A Cause for Concern?
Gamers on social media reacted negatively, saying it is an “invasion of privacy.”
“For some people Parties are an escape, a place for them to speak to their mates and somewhere to possibly open up about their personal issues with their mates. but of course we’re now being monitored. nice one @PlayStation! #PS4UPDATE,” one user tweeted.
PlayStation put out an apology statement immediately and clarified the feature.
“PlayStation gamers learned about this new function in an unexpected way following the recent PS4 8.00 system update,” Catherine Jensen, Sony Interactive Entertainment’s vice president for global consumer experience, said in a blog post. “We didn’t clearly communicate this feature or explain why we were introducing it, and we apologize for that.”

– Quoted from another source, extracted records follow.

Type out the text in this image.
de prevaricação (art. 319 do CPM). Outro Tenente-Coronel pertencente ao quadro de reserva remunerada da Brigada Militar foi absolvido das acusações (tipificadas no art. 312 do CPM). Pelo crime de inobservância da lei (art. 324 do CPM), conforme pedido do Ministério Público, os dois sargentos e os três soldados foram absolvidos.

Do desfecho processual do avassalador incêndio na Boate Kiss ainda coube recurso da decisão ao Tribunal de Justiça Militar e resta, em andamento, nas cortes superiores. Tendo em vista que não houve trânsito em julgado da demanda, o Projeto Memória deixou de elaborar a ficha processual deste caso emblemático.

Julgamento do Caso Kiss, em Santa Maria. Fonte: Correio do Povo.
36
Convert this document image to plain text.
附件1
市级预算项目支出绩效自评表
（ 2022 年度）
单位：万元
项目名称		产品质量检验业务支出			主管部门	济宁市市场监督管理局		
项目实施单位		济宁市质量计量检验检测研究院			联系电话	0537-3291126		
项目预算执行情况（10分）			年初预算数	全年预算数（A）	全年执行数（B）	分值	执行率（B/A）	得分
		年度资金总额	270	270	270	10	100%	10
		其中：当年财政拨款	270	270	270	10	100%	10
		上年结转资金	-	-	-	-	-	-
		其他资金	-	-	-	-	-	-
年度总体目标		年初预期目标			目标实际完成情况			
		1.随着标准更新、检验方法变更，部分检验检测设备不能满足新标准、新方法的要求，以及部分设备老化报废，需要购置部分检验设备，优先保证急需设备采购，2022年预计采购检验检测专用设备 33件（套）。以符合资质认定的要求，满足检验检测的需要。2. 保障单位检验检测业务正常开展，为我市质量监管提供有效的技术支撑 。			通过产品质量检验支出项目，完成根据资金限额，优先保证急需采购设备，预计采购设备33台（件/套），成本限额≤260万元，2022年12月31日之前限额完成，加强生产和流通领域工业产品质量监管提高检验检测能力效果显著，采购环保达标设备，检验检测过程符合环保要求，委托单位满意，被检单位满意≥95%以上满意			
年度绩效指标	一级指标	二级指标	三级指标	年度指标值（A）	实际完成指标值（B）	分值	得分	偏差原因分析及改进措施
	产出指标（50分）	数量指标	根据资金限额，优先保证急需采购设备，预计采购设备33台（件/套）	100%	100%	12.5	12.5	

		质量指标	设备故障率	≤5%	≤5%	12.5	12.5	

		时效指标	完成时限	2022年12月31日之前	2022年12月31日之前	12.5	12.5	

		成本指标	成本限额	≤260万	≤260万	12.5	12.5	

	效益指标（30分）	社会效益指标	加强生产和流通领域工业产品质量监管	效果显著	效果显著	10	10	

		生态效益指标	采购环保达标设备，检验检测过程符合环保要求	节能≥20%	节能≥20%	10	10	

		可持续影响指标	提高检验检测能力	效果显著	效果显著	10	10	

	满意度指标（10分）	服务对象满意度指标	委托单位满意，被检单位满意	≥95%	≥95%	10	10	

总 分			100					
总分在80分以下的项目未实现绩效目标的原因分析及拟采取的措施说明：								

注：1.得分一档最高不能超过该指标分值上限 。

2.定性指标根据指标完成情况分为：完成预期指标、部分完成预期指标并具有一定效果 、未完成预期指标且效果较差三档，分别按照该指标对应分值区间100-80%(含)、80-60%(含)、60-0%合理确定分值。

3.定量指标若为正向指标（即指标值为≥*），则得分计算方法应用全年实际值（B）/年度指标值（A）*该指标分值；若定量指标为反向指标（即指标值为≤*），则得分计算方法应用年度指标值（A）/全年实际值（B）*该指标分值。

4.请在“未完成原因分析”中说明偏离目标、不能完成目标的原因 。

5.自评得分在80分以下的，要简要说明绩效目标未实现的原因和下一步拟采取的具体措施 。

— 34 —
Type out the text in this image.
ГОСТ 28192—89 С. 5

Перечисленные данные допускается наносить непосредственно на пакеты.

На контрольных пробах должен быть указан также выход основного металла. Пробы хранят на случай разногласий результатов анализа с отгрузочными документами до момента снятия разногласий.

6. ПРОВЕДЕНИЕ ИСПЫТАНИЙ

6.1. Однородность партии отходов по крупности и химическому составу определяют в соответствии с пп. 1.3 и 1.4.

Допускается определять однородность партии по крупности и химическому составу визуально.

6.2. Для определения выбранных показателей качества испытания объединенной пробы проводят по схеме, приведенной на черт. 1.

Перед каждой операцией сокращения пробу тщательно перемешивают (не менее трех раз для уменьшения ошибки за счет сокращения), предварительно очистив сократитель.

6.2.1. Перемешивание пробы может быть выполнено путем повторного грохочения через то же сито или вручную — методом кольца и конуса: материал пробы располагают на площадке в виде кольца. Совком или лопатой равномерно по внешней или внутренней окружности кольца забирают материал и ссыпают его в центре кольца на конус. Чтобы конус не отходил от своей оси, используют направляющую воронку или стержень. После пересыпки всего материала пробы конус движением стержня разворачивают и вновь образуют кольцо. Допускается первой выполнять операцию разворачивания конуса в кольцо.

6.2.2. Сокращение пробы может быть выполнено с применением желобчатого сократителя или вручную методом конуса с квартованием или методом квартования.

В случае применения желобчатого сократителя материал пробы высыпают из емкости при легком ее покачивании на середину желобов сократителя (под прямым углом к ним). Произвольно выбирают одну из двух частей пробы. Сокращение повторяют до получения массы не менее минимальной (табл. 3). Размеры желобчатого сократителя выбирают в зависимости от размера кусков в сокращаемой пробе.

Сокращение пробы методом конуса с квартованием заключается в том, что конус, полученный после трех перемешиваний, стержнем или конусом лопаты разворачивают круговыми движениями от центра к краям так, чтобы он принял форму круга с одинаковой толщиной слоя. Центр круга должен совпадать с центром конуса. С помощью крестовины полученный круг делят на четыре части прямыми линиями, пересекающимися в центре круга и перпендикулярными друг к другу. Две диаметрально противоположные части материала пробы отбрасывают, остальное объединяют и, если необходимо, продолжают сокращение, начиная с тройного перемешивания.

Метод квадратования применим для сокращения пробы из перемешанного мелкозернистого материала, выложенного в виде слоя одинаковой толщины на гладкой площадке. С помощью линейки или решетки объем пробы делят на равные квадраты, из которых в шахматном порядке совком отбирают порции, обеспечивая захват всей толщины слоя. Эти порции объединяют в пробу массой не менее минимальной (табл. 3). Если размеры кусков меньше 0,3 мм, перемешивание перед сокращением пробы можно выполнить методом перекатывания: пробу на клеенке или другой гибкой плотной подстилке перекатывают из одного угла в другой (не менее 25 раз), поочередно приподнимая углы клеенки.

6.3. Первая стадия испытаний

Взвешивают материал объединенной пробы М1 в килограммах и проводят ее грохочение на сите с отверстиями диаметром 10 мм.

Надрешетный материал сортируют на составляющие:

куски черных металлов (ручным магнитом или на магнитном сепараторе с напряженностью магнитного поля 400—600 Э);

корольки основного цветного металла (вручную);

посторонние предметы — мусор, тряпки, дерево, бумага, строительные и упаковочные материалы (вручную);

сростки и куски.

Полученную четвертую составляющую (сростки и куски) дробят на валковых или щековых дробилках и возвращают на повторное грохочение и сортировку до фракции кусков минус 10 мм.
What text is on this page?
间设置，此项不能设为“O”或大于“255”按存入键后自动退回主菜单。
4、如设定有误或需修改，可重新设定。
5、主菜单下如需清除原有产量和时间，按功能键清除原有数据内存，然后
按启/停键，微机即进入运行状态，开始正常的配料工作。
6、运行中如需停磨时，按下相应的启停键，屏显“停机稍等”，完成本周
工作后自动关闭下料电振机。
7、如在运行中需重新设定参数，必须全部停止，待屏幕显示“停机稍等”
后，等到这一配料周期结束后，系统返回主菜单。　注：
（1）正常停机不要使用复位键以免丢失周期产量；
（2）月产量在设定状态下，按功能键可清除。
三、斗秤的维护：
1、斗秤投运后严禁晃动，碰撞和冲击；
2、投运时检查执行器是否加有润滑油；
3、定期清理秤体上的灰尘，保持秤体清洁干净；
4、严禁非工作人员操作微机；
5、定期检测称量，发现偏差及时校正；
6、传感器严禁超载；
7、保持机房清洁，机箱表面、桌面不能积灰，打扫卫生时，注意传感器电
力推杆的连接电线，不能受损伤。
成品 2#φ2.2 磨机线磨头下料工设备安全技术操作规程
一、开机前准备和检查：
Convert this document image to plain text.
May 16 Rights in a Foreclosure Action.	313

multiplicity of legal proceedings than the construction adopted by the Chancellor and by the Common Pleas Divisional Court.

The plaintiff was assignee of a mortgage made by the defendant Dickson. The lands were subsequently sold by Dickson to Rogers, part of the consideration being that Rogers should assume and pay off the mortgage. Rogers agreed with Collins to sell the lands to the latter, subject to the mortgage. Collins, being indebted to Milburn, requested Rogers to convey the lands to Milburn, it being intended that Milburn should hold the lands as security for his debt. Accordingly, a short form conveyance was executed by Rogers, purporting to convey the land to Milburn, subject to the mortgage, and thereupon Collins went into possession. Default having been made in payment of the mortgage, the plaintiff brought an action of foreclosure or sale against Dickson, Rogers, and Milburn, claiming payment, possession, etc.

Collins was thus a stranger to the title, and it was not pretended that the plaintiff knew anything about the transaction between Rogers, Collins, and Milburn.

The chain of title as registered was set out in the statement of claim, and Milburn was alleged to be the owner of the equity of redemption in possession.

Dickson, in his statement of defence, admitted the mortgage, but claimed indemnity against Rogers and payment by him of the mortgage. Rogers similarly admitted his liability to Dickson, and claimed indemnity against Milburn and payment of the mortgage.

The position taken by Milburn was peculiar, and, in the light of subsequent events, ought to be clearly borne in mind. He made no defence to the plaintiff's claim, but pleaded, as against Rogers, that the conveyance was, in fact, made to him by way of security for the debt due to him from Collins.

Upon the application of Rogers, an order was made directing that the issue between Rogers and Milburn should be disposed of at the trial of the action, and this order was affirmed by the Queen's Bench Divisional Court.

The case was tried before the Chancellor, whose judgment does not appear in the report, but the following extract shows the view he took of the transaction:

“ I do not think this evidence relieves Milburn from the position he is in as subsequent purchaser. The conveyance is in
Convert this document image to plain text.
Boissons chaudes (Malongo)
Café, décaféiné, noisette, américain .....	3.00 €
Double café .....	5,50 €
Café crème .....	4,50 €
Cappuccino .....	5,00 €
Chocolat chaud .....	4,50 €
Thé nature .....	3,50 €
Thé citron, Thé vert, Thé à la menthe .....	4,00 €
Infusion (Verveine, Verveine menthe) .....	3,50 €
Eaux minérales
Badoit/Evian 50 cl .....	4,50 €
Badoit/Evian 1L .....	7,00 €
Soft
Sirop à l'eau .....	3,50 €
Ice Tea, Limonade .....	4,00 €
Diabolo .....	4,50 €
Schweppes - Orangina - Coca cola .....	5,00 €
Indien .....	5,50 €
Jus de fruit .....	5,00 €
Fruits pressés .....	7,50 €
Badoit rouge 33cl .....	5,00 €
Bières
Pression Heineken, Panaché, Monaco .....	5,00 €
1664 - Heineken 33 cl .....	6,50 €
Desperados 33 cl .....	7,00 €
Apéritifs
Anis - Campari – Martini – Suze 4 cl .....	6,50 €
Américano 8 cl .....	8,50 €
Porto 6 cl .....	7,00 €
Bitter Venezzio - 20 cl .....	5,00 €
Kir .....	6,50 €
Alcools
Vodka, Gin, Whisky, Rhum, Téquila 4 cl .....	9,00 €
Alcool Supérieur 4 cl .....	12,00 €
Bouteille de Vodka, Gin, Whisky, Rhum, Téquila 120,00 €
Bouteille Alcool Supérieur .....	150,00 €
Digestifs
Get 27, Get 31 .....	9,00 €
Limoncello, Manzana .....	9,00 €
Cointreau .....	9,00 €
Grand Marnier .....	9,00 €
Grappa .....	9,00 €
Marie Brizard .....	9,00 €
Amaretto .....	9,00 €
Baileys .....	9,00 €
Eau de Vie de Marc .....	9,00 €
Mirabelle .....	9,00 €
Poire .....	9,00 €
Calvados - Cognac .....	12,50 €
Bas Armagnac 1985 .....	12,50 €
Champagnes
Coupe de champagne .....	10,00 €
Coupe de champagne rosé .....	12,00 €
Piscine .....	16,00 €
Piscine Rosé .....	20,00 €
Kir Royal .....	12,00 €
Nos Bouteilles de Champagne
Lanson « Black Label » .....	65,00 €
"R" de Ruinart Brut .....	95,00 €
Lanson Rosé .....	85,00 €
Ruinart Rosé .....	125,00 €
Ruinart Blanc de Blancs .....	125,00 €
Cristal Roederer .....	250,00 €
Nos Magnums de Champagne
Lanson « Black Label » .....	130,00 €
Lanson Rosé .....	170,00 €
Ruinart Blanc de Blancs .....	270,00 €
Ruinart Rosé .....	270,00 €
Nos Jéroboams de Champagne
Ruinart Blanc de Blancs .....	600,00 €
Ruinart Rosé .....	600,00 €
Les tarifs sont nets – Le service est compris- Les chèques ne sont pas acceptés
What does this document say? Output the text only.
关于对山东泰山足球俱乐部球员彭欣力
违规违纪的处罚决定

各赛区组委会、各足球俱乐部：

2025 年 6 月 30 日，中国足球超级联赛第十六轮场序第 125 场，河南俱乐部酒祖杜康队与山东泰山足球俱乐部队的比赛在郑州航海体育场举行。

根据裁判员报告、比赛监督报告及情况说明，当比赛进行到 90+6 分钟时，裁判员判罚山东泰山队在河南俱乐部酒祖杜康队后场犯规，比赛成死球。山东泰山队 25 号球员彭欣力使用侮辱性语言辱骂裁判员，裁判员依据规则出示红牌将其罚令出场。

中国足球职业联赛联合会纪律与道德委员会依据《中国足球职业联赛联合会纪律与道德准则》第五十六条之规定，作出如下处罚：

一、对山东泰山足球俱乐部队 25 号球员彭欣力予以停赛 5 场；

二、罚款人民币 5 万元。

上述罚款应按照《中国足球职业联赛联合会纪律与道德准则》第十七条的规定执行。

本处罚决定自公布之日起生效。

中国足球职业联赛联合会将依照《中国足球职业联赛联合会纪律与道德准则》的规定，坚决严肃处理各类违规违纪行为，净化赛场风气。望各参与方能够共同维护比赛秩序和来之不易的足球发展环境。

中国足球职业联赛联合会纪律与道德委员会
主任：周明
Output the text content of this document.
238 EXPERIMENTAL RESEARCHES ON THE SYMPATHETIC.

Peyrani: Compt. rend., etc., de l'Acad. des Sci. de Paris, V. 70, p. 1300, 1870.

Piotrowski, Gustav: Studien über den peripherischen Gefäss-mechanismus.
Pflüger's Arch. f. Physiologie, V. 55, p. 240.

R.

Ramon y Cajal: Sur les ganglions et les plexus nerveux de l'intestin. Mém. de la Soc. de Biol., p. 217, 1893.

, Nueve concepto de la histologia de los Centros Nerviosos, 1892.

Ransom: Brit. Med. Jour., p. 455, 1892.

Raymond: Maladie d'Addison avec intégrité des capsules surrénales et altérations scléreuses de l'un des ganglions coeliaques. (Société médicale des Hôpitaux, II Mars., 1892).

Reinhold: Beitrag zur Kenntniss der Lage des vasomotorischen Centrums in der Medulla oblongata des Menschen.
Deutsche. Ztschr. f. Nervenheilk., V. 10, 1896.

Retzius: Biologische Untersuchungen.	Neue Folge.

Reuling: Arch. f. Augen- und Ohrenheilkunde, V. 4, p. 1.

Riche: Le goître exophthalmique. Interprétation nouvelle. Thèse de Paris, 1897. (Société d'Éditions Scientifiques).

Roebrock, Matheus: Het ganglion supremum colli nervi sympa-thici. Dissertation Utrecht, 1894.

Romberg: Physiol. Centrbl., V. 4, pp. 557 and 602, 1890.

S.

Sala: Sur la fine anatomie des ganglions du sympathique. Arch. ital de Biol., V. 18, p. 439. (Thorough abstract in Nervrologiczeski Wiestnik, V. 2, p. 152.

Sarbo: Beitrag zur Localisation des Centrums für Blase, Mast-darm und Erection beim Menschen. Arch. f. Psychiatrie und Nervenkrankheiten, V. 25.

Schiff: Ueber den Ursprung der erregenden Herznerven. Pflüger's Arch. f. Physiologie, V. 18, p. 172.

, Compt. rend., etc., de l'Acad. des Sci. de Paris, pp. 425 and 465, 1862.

“When the PS5 console launches in November, PS5 users will be able to chat with PS4 users — which is why we needed to include an advisory with the latest PS4 system update,” Jensen then added.
Players who decide to file a harassment report will be able to “include an up to 40 second-long Voice Chat clip,” she clarified. This “includes 20 seconds of the main conversation with other players and an additional 10 seconds before and after the conversation selection,” Fox Business reported.
“Please note that this feature will not actively monitor or listen in on your conversations – ever – and it’s strictly reserved for reporting online abuse or harassment,” Jensen said.